Com 83,2 mil votos, Luana foi a 8ª vereadora mais votada nestas eleições. Aliada de Boulos e atuante na campanha dele, afirma que a versão moderada do ex-líder do Movimento dos Trabalhadores Sem-Teto (MTST) para atrair eleitores mais ao centro custou “o voto de protesto” ao psolista: “Isso gera mais desconfiança do que apoio”, avalia.
Na visão de Luana, as pautas identitárias devem ser mantidas pela esquerda, mas as lideranças precisam se atentar mais às novas realidades do trabalhador brasileiro. “Precisamos batalhar para ter uma política real para os trabalhadores informais”, observa.
Apesar de a maioria dos vereadores eleitos para o próximo ano apresentar um perfil mais à direita, Luana concorda que os novos quadros de esquerda serão mais combativos do que alguns deputados petistas que não conseguiram se reeleger.
Ela também comenta uma denúncia que busca afastá-la por 90 dias de seu mandato por ter discutido com a vereadora Rute Costa (PL) por causa da presença de crianças na Parada LGBTQIA+. Rute acusa Luana de calúnia e quebra de decoro parlamentar, enquanto a psolista afirma que a colega foi homofóbica.
“Me parece algo vindo do [prefeito] Ricardo Nunes, porque já percebi desconforto de outros vereadores da base, que não acham que é o caso [de pedir cassação]”, diz.
Confira a entrevista da vereadora Luana Alves ao Metrópoles:
A Câmara elegeu mais vereadores de direita, mas caminha para uma polarização maior.
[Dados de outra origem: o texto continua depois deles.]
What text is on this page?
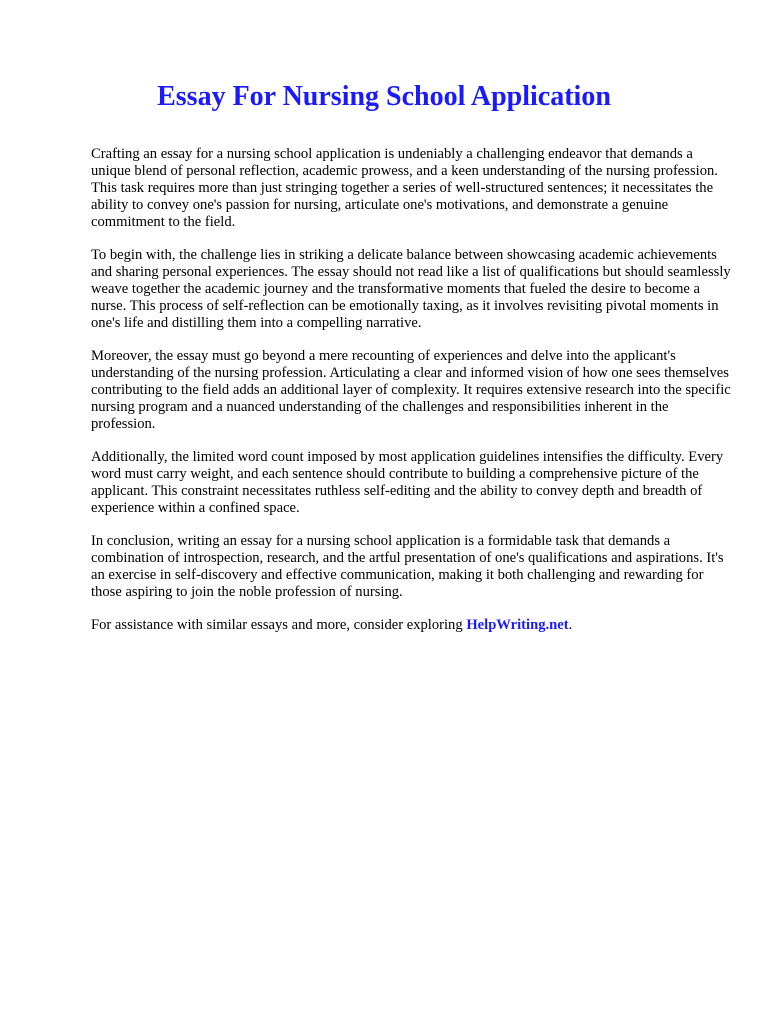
Essay For Nursing School Application

Crafting an essay for a nursing school application is undeniably a challenging endeavor that demands a unique blend of personal reflection, academic prowess, and a keen understanding of the nursing profession. This task requires more than just stringing together a series of well-structured sentences; it necessitates the ability to convey one's passion for nursing, articulate one's motivations, and demonstrate a genuine commitment to the field.

To begin with, the challenge lies in striking a delicate balance between showcasing academic achievements and sharing personal experiences. The essay should not read like a list of qualifications but should seamlessly weave together the academic journey and the transformative moments that fueled the desire to become a nurse. This process of self-reflection can be emotionally taxing, as it involves revisiting pivotal moments in one's life and distilling them into a compelling narrative.

Moreover, the essay must go beyond a mere recounting of experiences and delve into the applicant's understanding of the nursing profession. Articulating a clear and informed vision of how one sees themselves contributing to the field adds an additional layer of complexity. It requires extensive research into the specific nursing program and a nuanced understanding of the challenges and responsibilities inherent in the profession.

Additionally, the limited word count imposed by most application guidelines intensifies the difficulty. Every word must carry weight, and each sentence should contribute to building a comprehensive picture of the applicant. This constraint necessitates ruthless self-editing and the ability to convey depth and breadth of experience within a confined space.

In conclusion, writing an essay for a nursing school application is a formidable task that demands a combination of introspection, research, and the artful presentation of one's qualifications and aspirations. It's an exercise in self-discovery and effective communication, making it both challenging and rewarding for those aspiring to join the noble profession of nursing.

For assistance with similar essays and more, consider exploring HelpWriting.net.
O que espera da próxima legislatura?
Os acordos que Ricardo Nunes (MDB) fez para as eleições o deixaram em dívida com o bolsonarismo e com um grupo mais à direita, ligado ao Tarcísio [de Freitas]. Infelizmente, espero por aí mais projetos reacionários, como a militarização das escolas, a privatização da gestão de escolas e projetos que vão retroceder na questão ambiental, na educação e aprofundar em privatizações. Vem aí uma tropa de choque bolsonarista que estamos muito dispostos a enfrentar. A bancada do PSol, mesmo numa disputa muito desleal de fundo eleitoral, de tempo de TV e de rádio, é uma bancada que não diminuiu, pelo contrário: dentro da federação a gente tem mais uma cadeira [da Rede]. Mesmo nesse contexto difícil, a proporção na casa se mantém. Na prática, o Nunes tem uma maioria, mas a gente não vai deixar nada passar com tranquilidade.
Mas em relação aos embates entre os vereadores, você espera um clima mais bélico?
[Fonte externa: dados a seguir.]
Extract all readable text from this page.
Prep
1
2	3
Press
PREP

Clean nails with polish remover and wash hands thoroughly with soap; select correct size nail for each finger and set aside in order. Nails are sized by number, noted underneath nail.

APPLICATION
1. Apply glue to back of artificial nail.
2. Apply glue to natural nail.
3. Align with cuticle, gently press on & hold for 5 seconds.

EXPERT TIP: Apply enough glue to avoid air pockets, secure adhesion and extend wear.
Espero um clima mais bélico, principalmente porque teve gente que se elegeu especificamente sobre pauta LGBTfóbica, sobre pauta racista, e isso não vai ser tolerado. A gente não vai aceitar retrocessos ideológicos, em especial nas políticas públicas. Por mais que o clima possa piorar, a gente não vai deixar de ser uma esquerda que está presente e que enfrenta os grandes debates.
Você concorda que os quadros de esquerda eleitos para 2025 são mais combativos do que os que cumprem a atual legislatura?
Foi mais na bancada do PT que houve essa diferença. Mesmo entre os reeleitos, deu para ver uma mudança na questão de quantidade de votos. Qual foi o PT que foi mais validado pelo voto popular? Isso também foi uma lição. Já o PSol sempre foi uma bancada muito combativa, de bastante oposição. Claro que dentro da vida legislativa a gente dialoga e faz acordo, porque a gente quer aprovar os nossos projetos, mas a gente tem limites muito bem estabelecidos em relação ao nosso papel de oposição. Acho que é importante essa mudança na bancada do PT, do fortalecimento de figuras com perfis mais de enfrentamento. Isso também será positivo para a bancada do PSol.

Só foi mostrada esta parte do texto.